The farmers took the chance to share their challenges with the congressman.

“I understand that these people are hurting. This is not something that's just happened in the last year or two. This has been decades building on it because farming is generational,” Collins said. “These are second, third, fourth generations of people that are in farming and they've seen the changes that have gradually just put them in a position where they're no longer competitive, especially on the world market. And that's where we need to, as a federal government, make sure that we're not interfering to the point to where they cannot make a living.”

Collins encouraged constituents to continue communicating with their elected representatives in Washington.

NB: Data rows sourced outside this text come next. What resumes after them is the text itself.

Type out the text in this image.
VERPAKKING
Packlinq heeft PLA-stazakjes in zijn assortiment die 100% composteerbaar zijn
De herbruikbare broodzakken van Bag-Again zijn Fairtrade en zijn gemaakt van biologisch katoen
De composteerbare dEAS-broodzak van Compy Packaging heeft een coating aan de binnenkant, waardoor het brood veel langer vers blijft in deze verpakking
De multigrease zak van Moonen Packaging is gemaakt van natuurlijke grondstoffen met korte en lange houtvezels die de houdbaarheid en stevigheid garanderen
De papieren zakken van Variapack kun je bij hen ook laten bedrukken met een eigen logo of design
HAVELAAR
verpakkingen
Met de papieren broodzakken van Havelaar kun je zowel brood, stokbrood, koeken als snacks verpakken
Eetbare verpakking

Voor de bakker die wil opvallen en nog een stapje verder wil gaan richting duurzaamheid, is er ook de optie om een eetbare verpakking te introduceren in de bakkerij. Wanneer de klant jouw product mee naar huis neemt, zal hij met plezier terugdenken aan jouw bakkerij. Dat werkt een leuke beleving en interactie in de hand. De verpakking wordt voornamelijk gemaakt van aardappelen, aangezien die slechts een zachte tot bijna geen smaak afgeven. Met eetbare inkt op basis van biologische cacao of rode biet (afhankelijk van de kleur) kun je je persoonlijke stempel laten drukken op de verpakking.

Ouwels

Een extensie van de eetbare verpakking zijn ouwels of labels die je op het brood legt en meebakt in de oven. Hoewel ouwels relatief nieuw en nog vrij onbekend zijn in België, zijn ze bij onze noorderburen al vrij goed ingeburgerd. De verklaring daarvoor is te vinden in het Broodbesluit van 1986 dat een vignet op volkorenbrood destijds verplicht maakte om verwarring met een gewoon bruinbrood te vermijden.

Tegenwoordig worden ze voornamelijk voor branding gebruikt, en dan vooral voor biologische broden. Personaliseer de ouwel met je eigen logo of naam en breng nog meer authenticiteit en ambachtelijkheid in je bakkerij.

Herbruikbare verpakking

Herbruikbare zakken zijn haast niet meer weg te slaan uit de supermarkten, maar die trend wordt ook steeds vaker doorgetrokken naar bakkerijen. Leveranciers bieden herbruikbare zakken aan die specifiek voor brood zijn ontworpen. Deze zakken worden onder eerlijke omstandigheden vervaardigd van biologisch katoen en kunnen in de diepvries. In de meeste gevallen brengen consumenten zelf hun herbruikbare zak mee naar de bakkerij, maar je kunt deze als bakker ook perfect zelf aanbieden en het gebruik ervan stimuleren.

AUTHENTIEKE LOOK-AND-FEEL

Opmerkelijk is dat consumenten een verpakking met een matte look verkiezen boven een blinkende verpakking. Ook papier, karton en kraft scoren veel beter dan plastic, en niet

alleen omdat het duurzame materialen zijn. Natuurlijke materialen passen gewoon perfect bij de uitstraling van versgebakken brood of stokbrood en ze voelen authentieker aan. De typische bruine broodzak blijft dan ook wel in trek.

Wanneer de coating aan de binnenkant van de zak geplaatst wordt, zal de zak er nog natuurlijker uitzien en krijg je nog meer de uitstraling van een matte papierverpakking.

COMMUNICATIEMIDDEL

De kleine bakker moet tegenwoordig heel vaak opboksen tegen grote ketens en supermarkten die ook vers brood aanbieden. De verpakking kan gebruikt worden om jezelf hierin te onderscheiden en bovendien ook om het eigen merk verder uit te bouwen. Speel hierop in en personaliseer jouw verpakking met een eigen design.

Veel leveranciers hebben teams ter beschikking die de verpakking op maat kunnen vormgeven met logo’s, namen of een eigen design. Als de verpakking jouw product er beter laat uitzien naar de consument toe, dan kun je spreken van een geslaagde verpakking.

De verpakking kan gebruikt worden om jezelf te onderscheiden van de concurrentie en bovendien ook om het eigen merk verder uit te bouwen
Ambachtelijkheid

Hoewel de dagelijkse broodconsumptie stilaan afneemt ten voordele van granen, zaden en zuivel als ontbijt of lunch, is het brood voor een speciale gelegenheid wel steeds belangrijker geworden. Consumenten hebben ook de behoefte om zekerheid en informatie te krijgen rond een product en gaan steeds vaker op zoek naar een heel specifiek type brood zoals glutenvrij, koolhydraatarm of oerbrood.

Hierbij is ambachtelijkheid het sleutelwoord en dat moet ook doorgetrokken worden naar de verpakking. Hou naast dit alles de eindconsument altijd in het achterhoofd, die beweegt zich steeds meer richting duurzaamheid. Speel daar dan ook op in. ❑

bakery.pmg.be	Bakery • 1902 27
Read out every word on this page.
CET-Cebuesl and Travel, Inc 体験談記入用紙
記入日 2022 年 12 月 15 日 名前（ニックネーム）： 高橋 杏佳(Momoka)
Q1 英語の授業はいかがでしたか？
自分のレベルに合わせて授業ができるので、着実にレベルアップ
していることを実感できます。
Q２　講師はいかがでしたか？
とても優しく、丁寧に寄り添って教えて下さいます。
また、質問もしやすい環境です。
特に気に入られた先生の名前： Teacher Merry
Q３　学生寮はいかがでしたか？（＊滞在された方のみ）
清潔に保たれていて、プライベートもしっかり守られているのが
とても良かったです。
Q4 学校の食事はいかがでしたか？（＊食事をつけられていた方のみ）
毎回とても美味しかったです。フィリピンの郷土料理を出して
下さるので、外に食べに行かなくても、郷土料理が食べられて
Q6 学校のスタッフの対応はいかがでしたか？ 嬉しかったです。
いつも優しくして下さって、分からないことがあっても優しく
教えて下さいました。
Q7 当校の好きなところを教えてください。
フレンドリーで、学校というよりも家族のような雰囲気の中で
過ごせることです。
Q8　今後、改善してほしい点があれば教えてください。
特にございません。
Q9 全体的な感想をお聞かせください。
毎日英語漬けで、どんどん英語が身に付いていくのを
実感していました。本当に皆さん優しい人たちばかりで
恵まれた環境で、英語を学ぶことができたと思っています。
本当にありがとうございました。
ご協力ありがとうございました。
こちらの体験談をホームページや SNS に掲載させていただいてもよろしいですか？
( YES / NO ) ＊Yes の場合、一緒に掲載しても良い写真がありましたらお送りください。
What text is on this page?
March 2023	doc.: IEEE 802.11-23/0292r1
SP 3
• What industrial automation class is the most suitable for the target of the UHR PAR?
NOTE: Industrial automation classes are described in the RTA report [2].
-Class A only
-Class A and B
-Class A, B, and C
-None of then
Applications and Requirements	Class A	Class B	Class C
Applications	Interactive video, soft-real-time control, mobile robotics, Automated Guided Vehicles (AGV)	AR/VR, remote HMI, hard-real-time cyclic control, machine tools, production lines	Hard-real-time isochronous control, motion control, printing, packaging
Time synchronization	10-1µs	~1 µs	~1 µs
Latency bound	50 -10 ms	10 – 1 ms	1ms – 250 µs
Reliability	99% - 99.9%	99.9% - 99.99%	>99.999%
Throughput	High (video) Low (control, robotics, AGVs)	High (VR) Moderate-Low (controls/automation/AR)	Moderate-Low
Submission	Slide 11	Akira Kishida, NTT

Collins discussed farm-related provisions in H.R. 1, the “Big Beautiful Bill Act,” noting that it makes business tax deductions permanent and extends current estate tax exemptions. Collins was one of nine Georgia Republicans to vote for passage.

“We got a lot of things in there,” Collins said. “[Crop] insurance is in there. Section 199 A for income tax deduction on small businesses is in there. The death tax was addressed to make sure … how many farms do you know out there that they have to sell the farm when someone dies just to pay the estate tax? And so, we’ve addressed that.”

The bill extends Price Loss Coverage (PLC), Agricultural Risk Coverage (ARC) and the Dairy Margin Program (AMP) through 2031, according to a summary of the bill on Congress.gov.

Collins said a freeze has been placed on wages for farm labor, set through the Adverse Effective Wage Rate, and he noted that Congress needs to take wage classifications.

“That is something I've heard from every farmer that has visited has talked to us on labor issues the past four years, especially with the changing of how they're classified,” Collins said. “We need to address that. There's no reason that we should be paying farm labor people that are picking crops that are trying to get paid as a truck driver.”

Collins told the area farmers that he’s received assurances from EPA Administrator Lee Zeldin that the agency is setting new definition for “Waters of the United States” (WOTUS) to only include navigable waters. He said Congress plans to put a permanent definition in statute in 2026.